Technology transformation

Ambition:

To compete and differentiate in a rapidly evolving environment Telcos need to offer agility and a fast time-to-market for customer facing services.

Core IT, namely the backend, needs to be robust and safe. Personal data is sensitive and shall never be compromised in favour of agility.

Problem statement:

Customer-facing IT is ‘hard-wired’ to backend systems due to shortcuts and tactical solutions made in the past. Therefore further development is time-consuming and costly. A radical simplification of the IT stack and its frontend capabilities (technology, process and skillsets) is required.

Direction:
The Need/Feed model

To achieve agility in customer facing IT without jeopardising core IT stability and security a clean separation of front- from the back-end is required.

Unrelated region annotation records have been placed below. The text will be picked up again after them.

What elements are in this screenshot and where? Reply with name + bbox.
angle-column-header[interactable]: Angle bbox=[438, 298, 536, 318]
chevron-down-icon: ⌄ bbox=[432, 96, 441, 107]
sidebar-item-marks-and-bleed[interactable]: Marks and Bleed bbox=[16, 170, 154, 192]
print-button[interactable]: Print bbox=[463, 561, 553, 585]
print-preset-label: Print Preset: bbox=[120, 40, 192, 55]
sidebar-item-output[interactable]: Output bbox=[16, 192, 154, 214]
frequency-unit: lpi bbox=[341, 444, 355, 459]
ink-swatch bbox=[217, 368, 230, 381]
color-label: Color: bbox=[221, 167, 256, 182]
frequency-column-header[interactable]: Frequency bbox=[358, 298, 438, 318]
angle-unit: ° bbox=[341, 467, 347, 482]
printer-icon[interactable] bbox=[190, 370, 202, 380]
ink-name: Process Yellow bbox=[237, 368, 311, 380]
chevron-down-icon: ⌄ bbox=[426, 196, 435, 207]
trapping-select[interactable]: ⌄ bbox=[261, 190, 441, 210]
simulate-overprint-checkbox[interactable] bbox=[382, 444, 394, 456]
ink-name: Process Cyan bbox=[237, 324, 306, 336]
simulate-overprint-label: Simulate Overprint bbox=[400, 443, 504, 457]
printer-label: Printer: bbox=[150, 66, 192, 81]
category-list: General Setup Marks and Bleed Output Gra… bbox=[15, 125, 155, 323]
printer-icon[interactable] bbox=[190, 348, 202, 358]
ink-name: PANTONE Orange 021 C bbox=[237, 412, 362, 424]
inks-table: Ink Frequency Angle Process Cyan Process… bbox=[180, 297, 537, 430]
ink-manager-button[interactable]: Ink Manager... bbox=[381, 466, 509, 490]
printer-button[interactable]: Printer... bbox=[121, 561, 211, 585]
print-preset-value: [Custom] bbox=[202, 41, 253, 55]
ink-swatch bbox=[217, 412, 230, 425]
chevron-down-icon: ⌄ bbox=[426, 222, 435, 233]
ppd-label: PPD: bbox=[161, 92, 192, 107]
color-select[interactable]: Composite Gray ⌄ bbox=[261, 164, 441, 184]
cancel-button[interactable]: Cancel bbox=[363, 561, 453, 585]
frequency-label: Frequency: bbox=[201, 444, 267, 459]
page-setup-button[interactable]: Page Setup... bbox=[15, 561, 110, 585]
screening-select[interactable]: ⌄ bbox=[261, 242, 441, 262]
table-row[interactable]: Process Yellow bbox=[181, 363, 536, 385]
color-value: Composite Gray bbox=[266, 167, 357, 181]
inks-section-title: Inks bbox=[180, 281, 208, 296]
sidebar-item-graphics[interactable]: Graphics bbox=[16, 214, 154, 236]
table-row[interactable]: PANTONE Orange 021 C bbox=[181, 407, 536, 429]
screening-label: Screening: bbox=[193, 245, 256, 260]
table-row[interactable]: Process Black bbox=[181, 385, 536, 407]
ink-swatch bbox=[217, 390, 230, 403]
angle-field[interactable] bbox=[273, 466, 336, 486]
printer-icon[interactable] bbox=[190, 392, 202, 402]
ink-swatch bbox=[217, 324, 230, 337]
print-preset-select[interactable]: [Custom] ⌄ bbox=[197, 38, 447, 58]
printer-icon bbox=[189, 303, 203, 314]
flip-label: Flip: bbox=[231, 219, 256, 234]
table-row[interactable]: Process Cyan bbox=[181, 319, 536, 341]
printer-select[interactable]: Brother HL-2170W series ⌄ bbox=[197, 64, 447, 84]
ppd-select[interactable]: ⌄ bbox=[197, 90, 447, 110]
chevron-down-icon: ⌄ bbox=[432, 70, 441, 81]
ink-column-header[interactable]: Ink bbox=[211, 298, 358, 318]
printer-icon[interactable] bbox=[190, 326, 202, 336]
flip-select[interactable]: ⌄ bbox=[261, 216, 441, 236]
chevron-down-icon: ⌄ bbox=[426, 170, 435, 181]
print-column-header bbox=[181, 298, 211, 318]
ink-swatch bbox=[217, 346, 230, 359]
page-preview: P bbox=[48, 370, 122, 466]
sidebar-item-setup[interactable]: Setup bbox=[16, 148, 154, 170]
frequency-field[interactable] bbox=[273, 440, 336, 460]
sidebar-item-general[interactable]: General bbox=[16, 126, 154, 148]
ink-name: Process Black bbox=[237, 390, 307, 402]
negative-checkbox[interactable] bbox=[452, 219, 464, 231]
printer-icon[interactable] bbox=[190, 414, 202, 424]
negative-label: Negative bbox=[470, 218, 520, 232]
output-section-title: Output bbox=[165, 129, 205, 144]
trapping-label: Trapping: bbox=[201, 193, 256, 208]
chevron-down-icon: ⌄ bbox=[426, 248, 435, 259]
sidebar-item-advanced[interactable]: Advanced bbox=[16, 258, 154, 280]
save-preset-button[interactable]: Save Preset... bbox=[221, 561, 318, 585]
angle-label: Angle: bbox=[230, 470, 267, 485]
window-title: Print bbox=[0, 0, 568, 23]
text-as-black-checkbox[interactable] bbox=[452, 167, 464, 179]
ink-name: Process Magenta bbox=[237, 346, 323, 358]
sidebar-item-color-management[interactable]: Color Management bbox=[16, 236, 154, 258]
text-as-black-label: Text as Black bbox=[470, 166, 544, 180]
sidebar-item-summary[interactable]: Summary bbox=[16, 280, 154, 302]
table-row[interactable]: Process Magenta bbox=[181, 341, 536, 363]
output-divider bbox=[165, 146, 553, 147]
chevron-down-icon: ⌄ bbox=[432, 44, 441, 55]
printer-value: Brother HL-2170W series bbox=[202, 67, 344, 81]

  • Frontend defines the data-need.
  • Core-IT (backend) provides the data-feed.

There is no integration required. Sensitive logic is compiled by core IT and served to the front-ends.

 

Note:

The orchestration layer

In this overly simplified visualisation the orchestration layer is depicted as the ‘lid’ on core IT (normalisation, harmonisation, orchestration). In practice this layer could be much more versatile and act as an mediator between the agile and more waterfall development domains. A versatile orchestration layer can add intelligence and serve as a laboratory for front-end UX. The ‘conceptual’ flexibility of the orchestration layer will provide a foundation for iterative experiments in the front-end user experience (both in operational process and UX). Once  your front-end teams arrive at a sustainable business logic or synergy, then the capability can be replicated underneath the orchestration in the Core IT domain.